Cook’s comments come as Apple stands accused of anti-competitive practices but a major music streaming rival, Spotify.
Spotify filed a complaint against Apple with the EU in March, arguing that by operating the App Store while also promoting its own music streaming service Apple Music, Apple was acting as “both a player and referee.” It specifically took issue with the 30% tax Apple levies on purchases made through its payment system, which impacts Spotify subscriptions.
Apple shot back with an acerbic response at the time, accusing Spotify of profiting off the exploitation of artists’ work.
Speaking to Stern, Cook took a slightly less aggressive tack. “We only have have 30 to 40 apps compared to two million others,” he said.

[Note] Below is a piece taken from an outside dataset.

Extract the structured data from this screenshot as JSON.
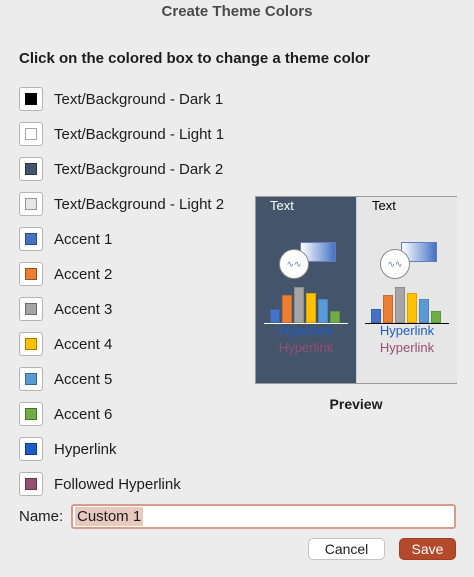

He then compared the App Store to a supermarket which sells both goods from third-party brands as well as own-brand items.
“The likelihood of [a supermarket] having own-brand products is very high. And who benefits from another product being on the shelf? The customer, and that’s a good thing,” he said.
The Financial Times reported in May that the EU was due to launch a full investigation into Spotify’s complaint but nothing has been announced.
Europe isn’t the only place where Apple faces antitrust rumblings.
US presidential candidate Elizabeth Warren says she wants to break up Apple, along with Facebook, Google, and Amazon. Meanwhile the Trump administration has opened a sweeping antitrust investigation into big tech, the FTC is investigating Facebook, and state attorneys general are launching their own investigations into Facebook and Google. Thus far Apple has not had any formal investigations aimed at it.
“I’m the first to say the big companies should be thoroughly investigated. I have absolutely no problem with that,” Cook told Stern. “I just hope people don’t lump all the big tech companies together.”